Generator functions are a useful little tool that allows us to run a function in blocks, returning a value each time. Think along the lines of an interator. This becomes useful as a way of handing control back during asynchronous operations and is how I understand Sagas operate.

Unfortunately, it’s never always sunny. The latest issue I’m running in to is with custom middleware to log to Logstash during debugging. Every call is intercepted and pushes the data to the server in debugging mode (phone connected to my computer). However, this call fails to happen with the production binary. When I figure this one out, I’ll let you know as it’s stopping a bug from being fixed until I can get some real world behavioural data from the unreliable world of mobile networks.

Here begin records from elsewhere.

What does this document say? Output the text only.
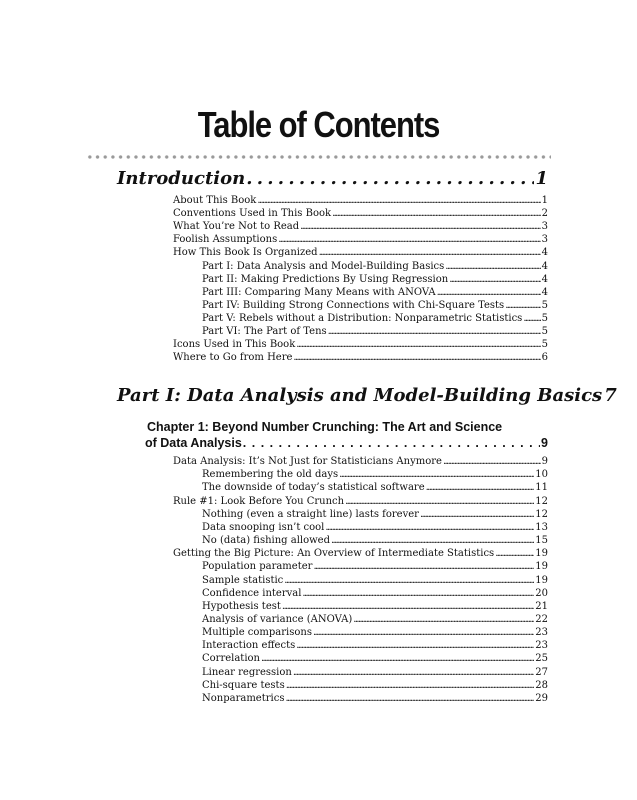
Table of Contents
Introduction . . .	1
About This Book . . .	1
Conventions Used in This Book . . .	2
What You’re Not to Read . . .	3
Foolish Assumptions . . .	3
How This Book Is Organized . . .	4
Part I: Data Analysis and Model-Building Basics . . .	4
Part II: Making Predictions By Using Regression . . .	4
Part III: Comparing Many Means with ANOVA . . .	4
Part IV: Building Strong Connections with Chi-Square Tests . . .	5
Part V: Rebels without a Distribution: Nonparametric Statistics . . . 5
Part VI: The Part of Tens . . .	5
Icons Used in This Book . . .	5
Where to Go from Here . . .	6
Part I: Data Analysis and Model-Building Basics 7
Chapter 1: Beyond Number Crunching: The Art and Science
of Data Analysis . . .	9
Data Analysis: It’s Not Just for Statisticians Anymore . . .	9
Remembering the old days . . .	10
The downside of today’s statistical software . . .	11
Rule #1: Look Before You Crunch . . .	12
Nothing (even a straight line) lasts forever . . .	12
Data snooping isn’t cool . . .	13
No (data) fishing allowed . . .	15
Getting the Big Picture: An Overview of Intermediate Statistics . . .	19
Population parameter . . .	19
Sample statistic . . .	19
Confidence interval . . .	20
Hypothesis test . . .	21
Analysis of variance (ANOVA) . . .	22
Multiple comparisons . . .	23
Interaction effects . . .	23
Correlation . . .	25
Linear regression . . .	27
Chi-square tests . . .	28
Nonparametrics . . .	29
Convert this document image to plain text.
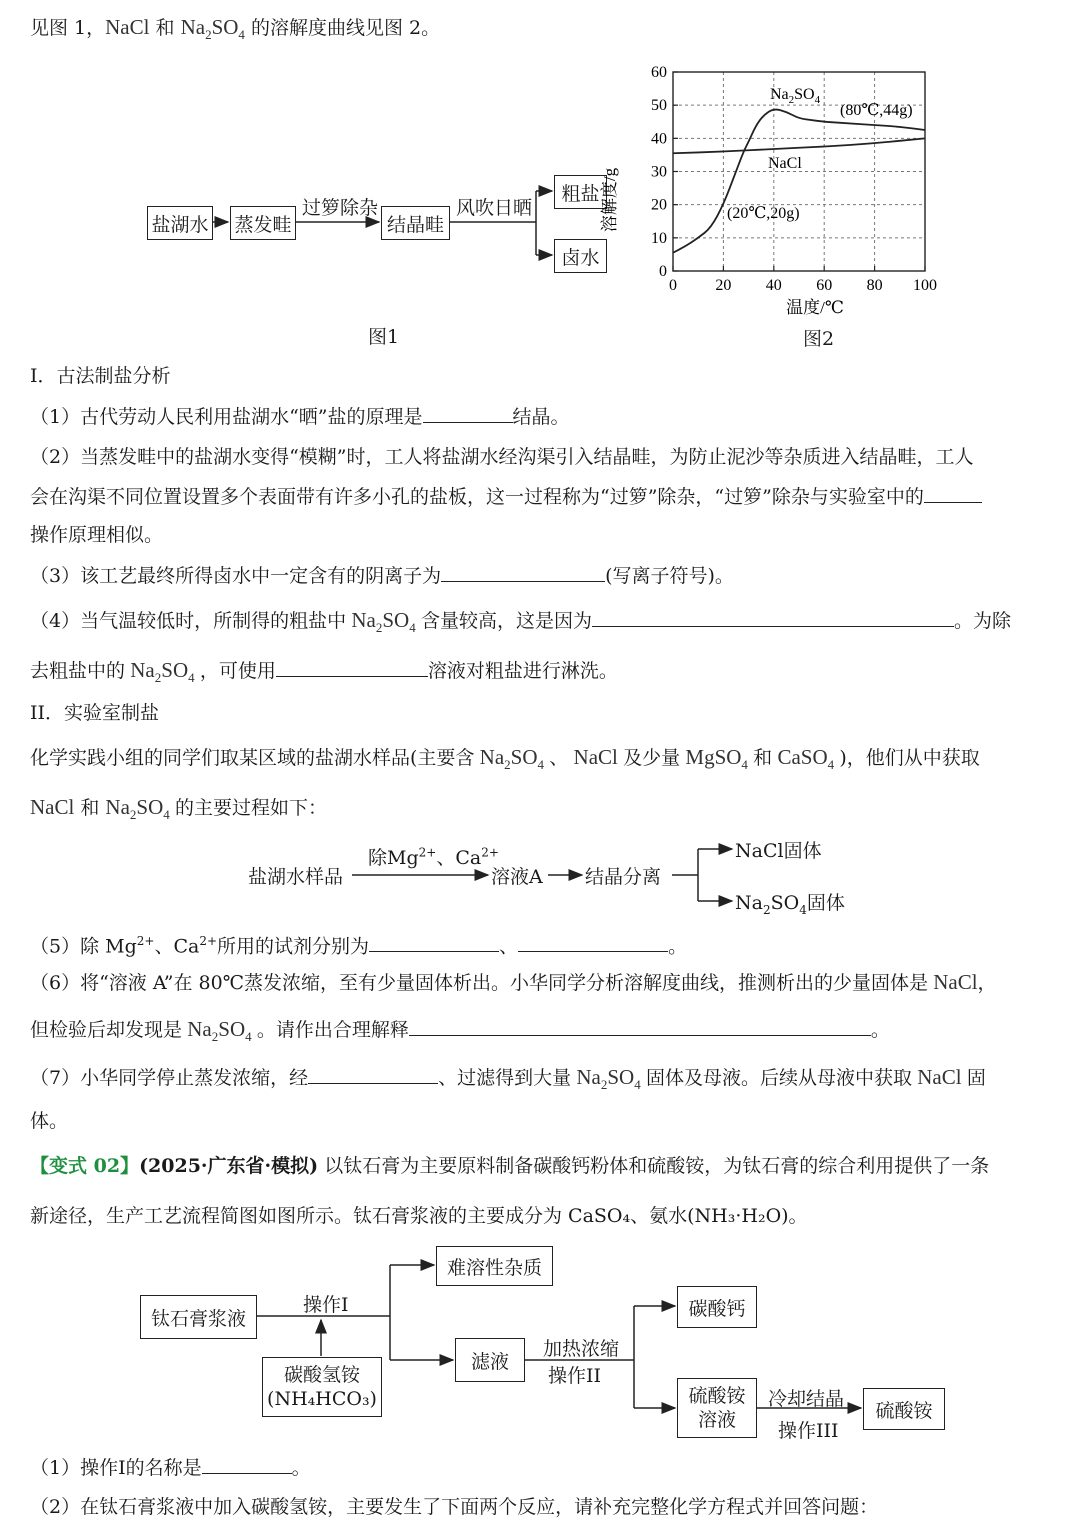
见图 1，NaCl 和 $Na_2SO_4$ 的溶解度曲线见图 2。
盐湖水 蒸发畦	结晶畦
粗盐
卤水
过箩除杂	风吹日晒
图1
0
10
20
30
40
50
60
0 20 40 60 80 100
溶解度/g
温度/℃
$Na_2SO_4$
(80℃,44g)
NaCl
(20℃,20g)
图2
I．古法制盐分析
（1）古代劳动人民利用盐湖水“晒”盐的原理是	结晶。
（2）当蒸发畦中的盐湖水变得“模糊”时，工人将盐湖水经沟渠引入结晶畦，为防止泥沙等杂质进入结晶畦，工人
会在沟渠不同位置设置多个表面带有许多小孔的盐板，这一过程称为“过箩”除杂，“过箩”除杂与实验室中的
操作原理相似。
（3）该工艺最终所得卤水中一定含有的阴离子为	(写离子符号)。
（4）当气温较低时，所制得的粗盐中 $Na_2SO_4$ 含量较高，这是因为	。为除
去粗盐中的 $Na_2SO_4$ ，可使用	溶液对粗盐进行淋洗。
II．实验室制盐
化学实践小组的同学们取某区域的盐湖水样品(主要含 $Na_2SO_4$ 、 NaCl 及少量 MgSO$_4$ 和 CaSO$_4$ )，他们从中获取
NaCl 和 $Na_2SO_4$ 的主要过程如下：
盐湖水样品
除$Mg^{2+}$、$Ca^{2+}$
溶液A 结晶分离
NaCl固体
$Na_2SO_4$固体
（5）除 $Mg^{2+}$、$Ca^{2+}$所用的试剂分别为	、	。
（6）将“溶液 A”在 80℃蒸发浓缩，至有少量固体析出。小华同学分析溶解度曲线，推测析出的少量固体是 NaCl，
但检验后却发现是 $Na_2SO_4$ 。请作出合理解释	。
（7）小华同学停止蒸发浓缩，经	、过滤得到大量 $Na_2SO_4$ 固体及母液。后续从母液中获取 NaCl 固
体。
【变式 02】(2025·广东省·模拟) 以钛石膏为主要原料制备碳酸钙粉体和硫酸铵，为钛石膏的综合利用提供了一条
新途径，生产工艺流程简图如图所示。钛石膏浆液的主要成分为 CaSO₄、氨水(NH₃·H₂O)。
钛石膏浆液
难溶性杂质
滤液
碳酸钙
硫酸铵
溶液	硫酸铵
碳酸氢铵
(NH₄HCO₃)
操作I
加热浓缩
操作II
冷却结晶
操作III
（1）操作I的名称是	。
（2）在钛石膏浆液中加入碳酸氢铵，主要发生了下面两个反应，请补充完整化学方程式并回答问题：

As a tantalising treat, here’s the code I’ve got working in the test environment. Not the most secure (passwored in the store!) or robust but enough to get some logging going:

import axios from 'axios';

const logstashLogger = (store) => (next) => (action) => {

    // Get the current state

    const current = store.getState();

    // Pass the request down the line

    const result = next(action);

    // Get the new state
    
    const new_state = store.getState();

    // Put it all together and log it out if we're configured

    if ('logstash' in current) {

        const combined = {
            current: current,
            action: action,
            new: new_state
        };

        const url = `${current.logstash.url}${current.logstash.index}`;
        
        return axios.post(
            url,
            combined,
            {
                auth: {
                    username: current.logstash.username,
                    password: current.logstash.password
                }
            }
        ).then(function (response) {
            console.log(`Axios Logstash Response: ${response.data}`);
        }).catch(function (error) {
            console.log(`Axios Logstash Error: ${error}`);
        });


    } else {
        return result;
    }

}

export default logstashLogger

Any hints or suggestions most welcome.